US Antitrust Enforcer Jonathan Kanter stressed the need for regulators to thoroughly examine the AI sector “with urgency” to prevent potential monopolies.
In a Financial Times report, Kanter said that he was examining “monopoly choke points and the competitive landscape” in AI.
These choke points encompass computing power, data used to train large language models (LLMs), cloud service providers, engineering talent, and hardware.
Kanter called on the AI sector for urgent action to ensure that current dominant technology firms do not attain sole market control. He expressed regulators’ concern that AI is “at the high-water mark of competition, not the floor.”
Kanter claims real-time intervention may be the most meaningful. “The beauty of that is you can be less invasive,” he added.
Kanter highlighted that the graphics processing units (GPUs) have become a “scarce resource,” Predominantly used in AI to train LLMs.

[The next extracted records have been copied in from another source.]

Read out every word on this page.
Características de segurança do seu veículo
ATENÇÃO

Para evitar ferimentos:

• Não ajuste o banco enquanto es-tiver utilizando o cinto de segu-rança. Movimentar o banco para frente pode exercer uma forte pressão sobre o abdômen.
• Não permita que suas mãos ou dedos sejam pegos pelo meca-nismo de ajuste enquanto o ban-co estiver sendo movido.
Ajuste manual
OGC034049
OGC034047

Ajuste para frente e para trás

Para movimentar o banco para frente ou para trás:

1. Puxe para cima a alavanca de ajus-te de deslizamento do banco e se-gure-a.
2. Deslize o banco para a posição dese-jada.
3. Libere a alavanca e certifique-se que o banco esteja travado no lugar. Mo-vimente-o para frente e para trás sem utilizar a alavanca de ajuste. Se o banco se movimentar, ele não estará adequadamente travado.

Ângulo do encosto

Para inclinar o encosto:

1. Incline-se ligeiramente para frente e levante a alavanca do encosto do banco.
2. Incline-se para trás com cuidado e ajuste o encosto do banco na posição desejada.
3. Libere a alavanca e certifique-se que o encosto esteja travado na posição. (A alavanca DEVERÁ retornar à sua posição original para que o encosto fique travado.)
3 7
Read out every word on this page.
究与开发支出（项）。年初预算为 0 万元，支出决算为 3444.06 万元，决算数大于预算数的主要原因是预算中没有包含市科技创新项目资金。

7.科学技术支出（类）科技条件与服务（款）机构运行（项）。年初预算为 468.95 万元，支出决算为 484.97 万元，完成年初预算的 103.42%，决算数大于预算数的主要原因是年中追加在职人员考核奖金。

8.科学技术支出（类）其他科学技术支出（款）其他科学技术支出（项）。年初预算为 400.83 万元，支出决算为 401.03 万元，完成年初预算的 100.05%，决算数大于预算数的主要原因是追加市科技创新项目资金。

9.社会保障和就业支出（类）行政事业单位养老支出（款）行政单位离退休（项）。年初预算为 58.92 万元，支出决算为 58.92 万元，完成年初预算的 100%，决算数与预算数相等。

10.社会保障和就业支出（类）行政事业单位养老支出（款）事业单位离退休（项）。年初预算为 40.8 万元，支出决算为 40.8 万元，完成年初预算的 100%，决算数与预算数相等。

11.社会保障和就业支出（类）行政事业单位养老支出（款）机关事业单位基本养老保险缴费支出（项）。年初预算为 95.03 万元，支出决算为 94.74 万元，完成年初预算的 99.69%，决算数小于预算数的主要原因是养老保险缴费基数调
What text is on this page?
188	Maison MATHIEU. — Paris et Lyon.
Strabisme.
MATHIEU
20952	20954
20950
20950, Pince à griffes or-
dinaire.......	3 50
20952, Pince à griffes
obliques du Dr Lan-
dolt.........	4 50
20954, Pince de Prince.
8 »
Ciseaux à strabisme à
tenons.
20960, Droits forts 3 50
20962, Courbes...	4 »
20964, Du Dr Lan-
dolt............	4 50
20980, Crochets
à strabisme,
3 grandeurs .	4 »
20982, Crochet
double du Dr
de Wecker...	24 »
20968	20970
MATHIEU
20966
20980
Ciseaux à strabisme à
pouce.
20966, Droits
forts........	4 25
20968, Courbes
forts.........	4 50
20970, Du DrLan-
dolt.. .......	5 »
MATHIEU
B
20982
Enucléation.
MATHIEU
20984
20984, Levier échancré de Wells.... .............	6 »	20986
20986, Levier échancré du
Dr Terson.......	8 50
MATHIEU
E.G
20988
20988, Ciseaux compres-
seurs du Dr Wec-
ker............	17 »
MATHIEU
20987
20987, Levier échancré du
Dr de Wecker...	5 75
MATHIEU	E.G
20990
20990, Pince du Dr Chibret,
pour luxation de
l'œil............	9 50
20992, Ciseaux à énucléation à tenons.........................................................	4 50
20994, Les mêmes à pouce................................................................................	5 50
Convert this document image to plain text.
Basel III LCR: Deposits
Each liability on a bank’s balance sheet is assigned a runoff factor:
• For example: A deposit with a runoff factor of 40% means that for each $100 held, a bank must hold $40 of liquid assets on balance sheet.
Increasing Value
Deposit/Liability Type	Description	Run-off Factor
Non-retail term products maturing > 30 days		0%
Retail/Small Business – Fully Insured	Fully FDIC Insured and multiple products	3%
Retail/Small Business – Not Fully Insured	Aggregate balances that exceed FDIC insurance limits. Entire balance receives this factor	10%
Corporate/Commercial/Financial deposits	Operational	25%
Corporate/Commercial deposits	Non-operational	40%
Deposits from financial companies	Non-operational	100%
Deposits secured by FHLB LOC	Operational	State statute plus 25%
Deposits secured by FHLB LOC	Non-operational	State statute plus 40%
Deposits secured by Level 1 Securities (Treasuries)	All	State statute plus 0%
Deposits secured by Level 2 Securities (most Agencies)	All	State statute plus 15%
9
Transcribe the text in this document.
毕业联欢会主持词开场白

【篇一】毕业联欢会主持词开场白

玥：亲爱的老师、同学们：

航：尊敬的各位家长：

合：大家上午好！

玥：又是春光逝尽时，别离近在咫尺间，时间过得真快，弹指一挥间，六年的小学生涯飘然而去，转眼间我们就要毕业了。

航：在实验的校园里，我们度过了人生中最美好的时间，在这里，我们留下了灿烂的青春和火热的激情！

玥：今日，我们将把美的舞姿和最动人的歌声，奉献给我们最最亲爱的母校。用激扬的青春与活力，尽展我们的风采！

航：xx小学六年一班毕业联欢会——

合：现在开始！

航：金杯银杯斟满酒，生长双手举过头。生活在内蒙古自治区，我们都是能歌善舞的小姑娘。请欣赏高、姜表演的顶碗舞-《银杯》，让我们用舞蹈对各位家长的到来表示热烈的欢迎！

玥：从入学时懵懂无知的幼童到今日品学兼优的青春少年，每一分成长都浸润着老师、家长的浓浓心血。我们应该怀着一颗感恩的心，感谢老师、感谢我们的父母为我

Nvidia currently dominates sales of the most advanced GPUs. On May 23, Nvidia released its first-quarter earnings report, showing that its revenue surged 262% from a year ago.
After the report’s release, the company’s stock prices surged to a new all-time high of $1,007, sending its valuation above $2.5 trillion.
Kanter highlighted existing government initiatives to boost production, noting the 2022 Chips and Science Act, which provides $39 billion in subsidies for chip manufacturing in the US.
However, he added that antitrust regulators were looking at how chipmakers decide to allocate their most advanced products amid rampant demand.
He warned that if decisions prioritize competitive consequences over profitability and shareholder value, it would lead to an AI monopoly.